• Decision makers are relying on coronavirus forecasts to shape policy, so it's vital they ask how projections were made, write two scientists.
  • From why the model was created, to what data was used, here are four key questions.

On April 8, New York Governor Andrew Cuomo announced that his state was “flattening the curve” of the COVID-19 pandemic. But only two weeks earlier, various models had projected that peak hospitalizations in New York could be several times higher than they in fact turned out to be. Juxtaposing the actual number of COVID-19 hospitalizations with those projections, Cuomo wondered, “How do you come up with an actual curve that is so much different than what those experts predicted?”

Cuomo’s question encapsulates the challenge that decision-makers face when dealing with predictive models. When the stakes are high, and model-based projections are a primary guide, how should policymakers proceed?

It’s a relevant question not only during a pandemic. The 2008 financial crisis highlighted the power (and risks) of economic and financial models, and reliance on such tools will only continue to grow in an age of big data and big computing power. As scientists who routinely build models for policy analysis, we propose four questions that decision-makers should ask when using such models’ results.

First, why was the model created?

Every model simplifies reality, and its creator’s decisions regarding what to simplify (and how), what to include, and what to leave out are based primarily on the questions the model was built to explore. A model’s specific purpose guides the choice of mathematical equations and methods used.

When a model is repurposed to investigate questions for which it was not originally intended, the results will be only as good as the alignment of the questions and the model design. For example, a model built for estimating hospital-bed usage can be very different from a model focused on understanding the dynamics of a disease’s spread and the consequent policy implications.

Second, what are the model’s key assumptions, and are they all valid for the situation at hand?

It’s not only the question for which a model was designed that matters. For example, some epidemiological models of infectious diseases assume a fixed population. That may be valid for some regions, but not for cities where a large number of people – infected or healthy – enter and leave daily.

Other assumptions may relate to which aspects of the past will remain the same in the future. Many models simply provide a scenario of a possible future if things follow the same course they did previously. Such analyses are useful, because they show what may happen if we do not adapt. This information can help to galvanize action aimed at avoiding an undesirable future and creating a more attractive one.

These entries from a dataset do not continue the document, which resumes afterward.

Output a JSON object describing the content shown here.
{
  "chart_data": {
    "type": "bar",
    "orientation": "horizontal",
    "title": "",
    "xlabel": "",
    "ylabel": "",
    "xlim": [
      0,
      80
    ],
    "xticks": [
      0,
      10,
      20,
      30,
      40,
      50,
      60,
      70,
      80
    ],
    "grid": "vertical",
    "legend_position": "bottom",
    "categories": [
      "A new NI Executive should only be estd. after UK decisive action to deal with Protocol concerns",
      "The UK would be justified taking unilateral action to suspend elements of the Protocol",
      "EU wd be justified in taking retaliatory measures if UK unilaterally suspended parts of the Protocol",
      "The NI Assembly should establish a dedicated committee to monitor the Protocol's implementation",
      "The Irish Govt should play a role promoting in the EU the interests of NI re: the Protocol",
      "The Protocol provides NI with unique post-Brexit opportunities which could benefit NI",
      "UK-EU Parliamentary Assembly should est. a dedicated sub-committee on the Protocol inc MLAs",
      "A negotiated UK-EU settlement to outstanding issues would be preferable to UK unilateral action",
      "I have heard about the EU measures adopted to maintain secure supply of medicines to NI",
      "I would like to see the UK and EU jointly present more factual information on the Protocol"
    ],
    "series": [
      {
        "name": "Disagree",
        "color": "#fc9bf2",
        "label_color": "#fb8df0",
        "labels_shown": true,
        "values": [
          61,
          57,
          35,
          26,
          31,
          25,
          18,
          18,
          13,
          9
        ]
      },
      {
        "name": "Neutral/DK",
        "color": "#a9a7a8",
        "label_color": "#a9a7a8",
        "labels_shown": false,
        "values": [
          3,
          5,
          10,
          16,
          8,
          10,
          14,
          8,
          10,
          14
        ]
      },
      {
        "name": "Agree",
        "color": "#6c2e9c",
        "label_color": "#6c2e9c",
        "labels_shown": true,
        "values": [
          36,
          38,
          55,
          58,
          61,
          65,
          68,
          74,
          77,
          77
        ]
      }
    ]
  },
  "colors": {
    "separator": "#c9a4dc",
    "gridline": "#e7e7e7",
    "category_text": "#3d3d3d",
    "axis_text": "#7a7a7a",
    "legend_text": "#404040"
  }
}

Our societies are dynamic, and most people constantly respond to new information with varying degrees of delay. As a result, the very introduction of a prediction into the public realm can alter a future trajectory. Policymakers therefore need to know which aspects of the real world a model assumes as fixed. They must also ask how a model’s results change if some of its key assumptions are not fully valid for a specific situation.

Third, where do the data that are fed into the model come from, and how applicable are they in the current context?

Models use data to compute specific results, so it is crucial to know where those data come from, and how accurate they are. Ideally, the data should come from reliable sources, cover the region for which the policy in question is being considered, and be as up-to-date as possible. In reality, data may be limited, not very granular, or from a different context. If so, the modelers should make this clear.

For example, some of the early estimates of how many hospital beds and how much intensive-care capacity would be needed for COVID-19 patients in the United States were based on data from China. But if US doctors use different standards for hospitalizing patients than their counterparts in Wuhan did, then the Chinese data will have limited applicability.

Coronavirus Covid-19 virus infection China Hubei Wuhan contagion spread economics dow jones S&P 500 stock market crash 1929 depression great recession
Models use data to compute results, so it is crucial to know where data comes from.
Image: medRxiv

Policymakers often must make the best use of available data, despite weaknesses in those data. Duly noting such flaws or shortcomings provides important context for decisions, and also highlights the urgency of acquiring better data as soon as possible.

Finally, how uncertain are the results?

Fixating on a single forecast without placing due emphasis on its uncertainty can be dangerous and costly. Modelers, and news reports referring to models, should clearly communicate the sources and extents of any uncertainties. At the same time, policymakers must seek to understand a model’s margin of error and keep that in mind when making a decision.

With decision-makers relying on a growing torrent of forecasts regarding COVID-19 and other important issues, it is more important than ever that they ask questions about how the projections were made. Models can never predict the future perfectly. But if built carefully and used with humility, they can be like telescopes on a ship in the rain – providing blurry images that help us discern what may lie ahead, so that we can decide whether to chart a different and better course.